Girão acredita que o uso político e eleitoral da CPI é deliberado e se aprofundou nas últimas semanas, de forma a interpretar que o colegiado antecipa não apenas a eleição para a Presidência da República, mas também para os governos estaduais. O senador destaca, contudo, que acredita ser possível discutir o voto impresso.

“Vai depender muito da mobilização popular. O presidente [Rodrigo Pacheco] deu declaração dizendo que não tem clima, mas o clima muda. Se tem uma coisa que o político respeita é um povo organizado que sabe se manifestar, seja por redes sociais ou nas ruas. Eu não tenho a menor dúvida”, defende Girão.

O placar apertado na Câmara sugere para Girão que o voto impresso é uma pauta que merece uma discussão técnica e despolitizada no Senado. Mas reforça que tudo dependerá da reação popular. “Se tivermos uma mobilização popular que sensibilize a Casa, a gente tem chance de aprofundar e deliberar. Como depende do presidente da Casa e da CCJ autorizar [a discussão], então, a população, de forma sempre respeitosa e pacífica, precisa se manifestar. E a gente, aqui, falar, tentar sensibilizar”, insiste o senador.


O que diz a PEC no Senado
Com uma redação prevendo o voto impresso dentro de uma reforma eleitoral, é natural que a PEC 113/15 tenha uma redação vasta. Em síntese, a proposta altera a forma de financiamento das campanhas eleitorais, proíbe a reeleição de chefes do poder Executivo, altera a forma de acesso dos partidos ao fundo partidário, reduz a idade para cargos eletivos, reduz exigência para apresentação de projetos de lei de iniciativa popular, entre outros pontos.

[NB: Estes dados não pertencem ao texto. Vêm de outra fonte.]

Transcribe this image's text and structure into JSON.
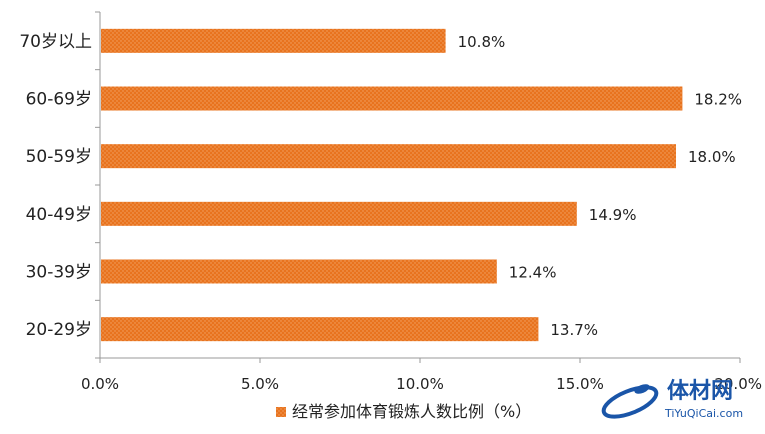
{
  "chart_data": {
    "type": "bar",
    "orientation": "horizontal",
    "categories": [
      "70岁以上",
      "60-69岁",
      "50-59岁",
      "40-49岁",
      "30-39岁",
      "20-29岁"
    ],
    "series": [
      {
        "name": "经常参加体育锻炼人数比例（%）",
        "values": [
          10.8,
          18.2,
          18.0,
          14.9,
          12.4,
          13.7
        ],
        "value_labels": [
          "10.8%",
          "18.2%",
          "18.0%",
          "14.9%",
          "12.4%",
          "13.7%"
        ],
        "color": "#e8731e"
      }
    ],
    "xlim": [
      0,
      20
    ],
    "x_ticks": [
      0,
      5,
      10,
      15,
      20
    ],
    "x_tick_labels": [
      "0.0%",
      "5.0%",
      "10.0%",
      "15.0%",
      "20.0%"
    ],
    "grid": false,
    "legend_position": "bottom"
  },
  "watermark": {
    "text_cn": "体材网",
    "text_en": "TiYuQiCai.com",
    "color": "#1a55a8"
  }
}
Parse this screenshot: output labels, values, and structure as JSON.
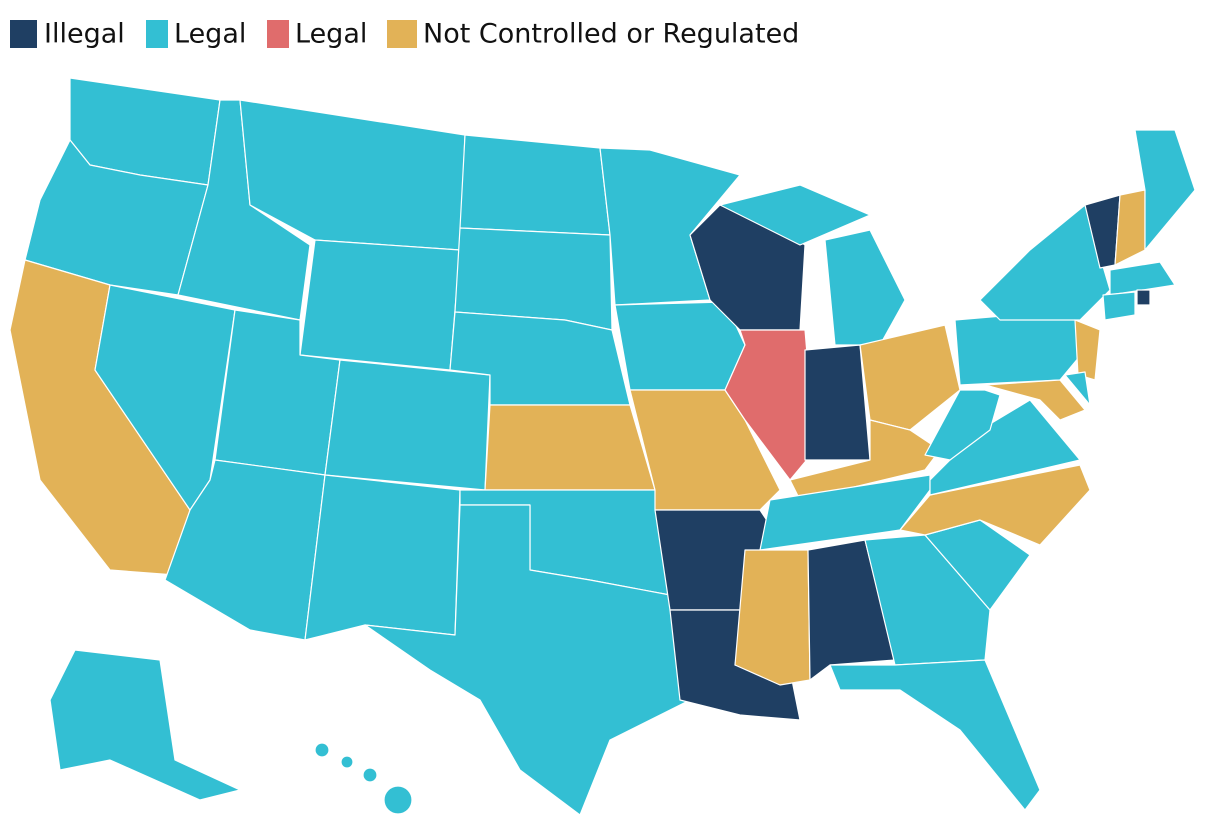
{
  "legend": {
    "items": [
      {
        "label": "Illegal",
        "color": "#1f3f63"
      },
      {
        "label": "Legal",
        "color": "#33bfd3"
      },
      {
        "label": "Legal",
        "color": "#e06c6c"
      },
      {
        "label": "Not Controlled or Regulated",
        "color": "#e2b257"
      }
    ]
  }
}
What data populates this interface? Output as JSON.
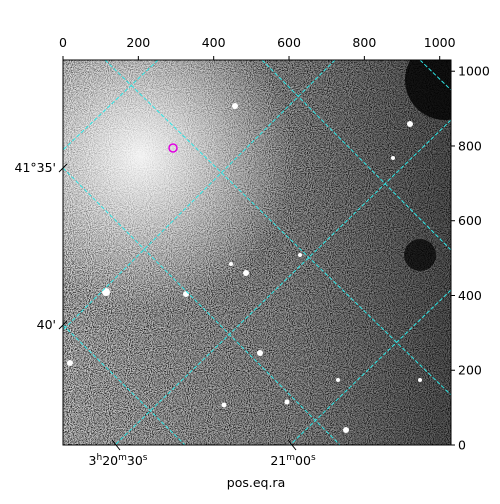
{
  "chart_data": {
    "type": "image",
    "xlabel": "pos.eq.ra",
    "xlim": [
      0,
      1030
    ],
    "xticks": [
      0,
      200,
      400,
      600,
      800,
      1000
    ],
    "ylim": [
      0,
      1030
    ],
    "yticks": [
      0,
      200,
      400,
      600,
      800,
      1000
    ],
    "ra_ticks": [
      [
        "3",
        "h",
        "20",
        "m",
        "30",
        "s"
      ],
      [
        "21",
        "m",
        "00",
        "s"
      ]
    ],
    "dec_ticks": [
      "41°35'",
      "40'"
    ]
  }
}
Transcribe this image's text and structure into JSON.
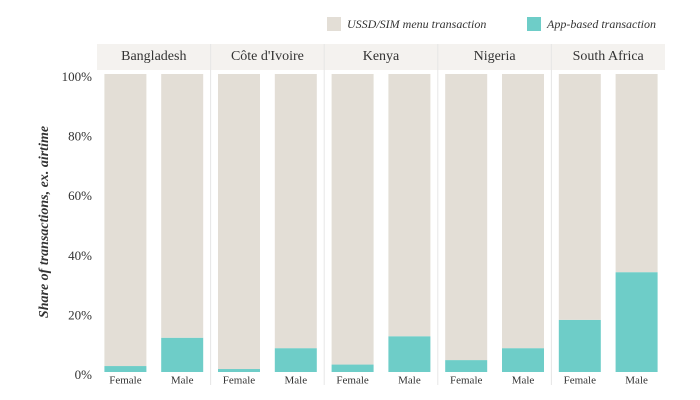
{
  "chart_data": {
    "type": "bar",
    "stacked": true,
    "y_label": "Share of transactions, ex. airtime",
    "groups": [
      "Bangladesh",
      "Côte d'Ivoire",
      "Kenya",
      "Nigeria",
      "South Africa"
    ],
    "categories": [
      "Female",
      "Male",
      "Female",
      "Male",
      "Female",
      "Male",
      "Female",
      "Male",
      "Female",
      "Male"
    ],
    "series": [
      {
        "name": "App-based transaction",
        "color": "#6ecdc8",
        "values": [
          2,
          11.5,
          1,
          8,
          2.5,
          12,
          4,
          8,
          17.5,
          33.5
        ]
      },
      {
        "name": "USSD/SIM menu transaction",
        "color": "#e3ded6",
        "values": [
          98,
          88.5,
          99,
          92,
          97.5,
          88,
          96,
          92,
          82.5,
          66.5
        ]
      }
    ],
    "ylim": [
      0,
      100
    ],
    "yticks": [
      {
        "value": 0,
        "label": "0%"
      },
      {
        "value": 20,
        "label": "20%"
      },
      {
        "value": 40,
        "label": "40%"
      },
      {
        "value": 60,
        "label": "60%"
      },
      {
        "value": 80,
        "label": "80%"
      },
      {
        "value": 100,
        "label": "100%"
      }
    ]
  }
}
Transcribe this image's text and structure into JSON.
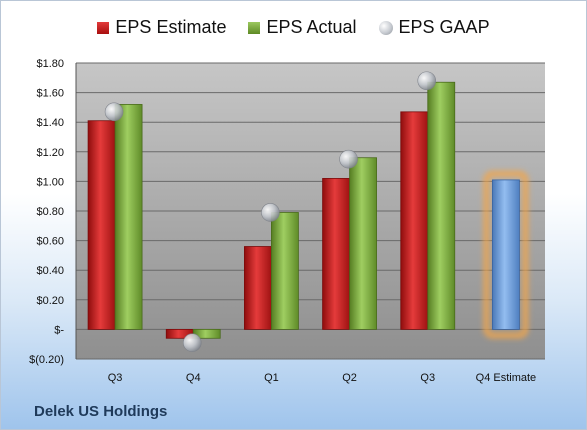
{
  "chart_data": {
    "type": "bar",
    "categories": [
      "Q3",
      "Q4",
      "Q1",
      "Q2",
      "Q3",
      "Q4 Estimate"
    ],
    "series": [
      {
        "name": "EPS Estimate",
        "values": [
          1.41,
          -0.06,
          0.56,
          1.02,
          1.47,
          null
        ],
        "color": "#c81e1e"
      },
      {
        "name": "EPS Actual",
        "values": [
          1.52,
          -0.06,
          0.79,
          1.16,
          1.67,
          null
        ],
        "color": "#7aa83e"
      },
      {
        "name": "EPS GAAP",
        "values": [
          1.47,
          -0.09,
          0.79,
          1.15,
          1.68,
          null
        ],
        "color": "#b8bcc2"
      },
      {
        "name": "",
        "values": [
          null,
          null,
          null,
          null,
          null,
          1.01
        ],
        "color": "#6f9fdb"
      }
    ],
    "ylim": [
      -0.2,
      1.8
    ],
    "yticks": [
      -0.2,
      0,
      0.2,
      0.4,
      0.6,
      0.8,
      1.0,
      1.2,
      1.4,
      1.6,
      1.8
    ],
    "ytick_labels": [
      "$(0.20)",
      "$-",
      "$0.20",
      "$0.40",
      "$0.60",
      "$0.80",
      "$1.00",
      "$1.20",
      "$1.40",
      "$1.60",
      "$1.80"
    ],
    "grid": true,
    "legend_position": "top",
    "highlight_category": "Q4 Estimate",
    "highlight_color": "#f2a64b"
  },
  "company": "Delek US Holdings"
}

Quanto ao voto impresso, a proposta propõe uma redação semelhante ao texto original da PEC rejeitada pela Câmara. “No processo de votação eletrônica, a urna imprimirá o registro de cada votação, que será depositado, de forma automática e sem contato manual do eleitor, em local previamente lacrado”.

A PEC 113 ainda deixa claro que o processo de votação só é concluído no momento em que o eleitor confirme a “correspondência entre o teor do registro de seu voto, após impresso e exibido pela urna eletrônica, e o voto que efetuou”.

A redação deixa claro que é “garantido o total sigilo do voto”. O texto exclui a proposta do substitutivo da PEC do voto impresso da Câmara, que defendia a apuração pública e manual de 100% das cédulas impressas.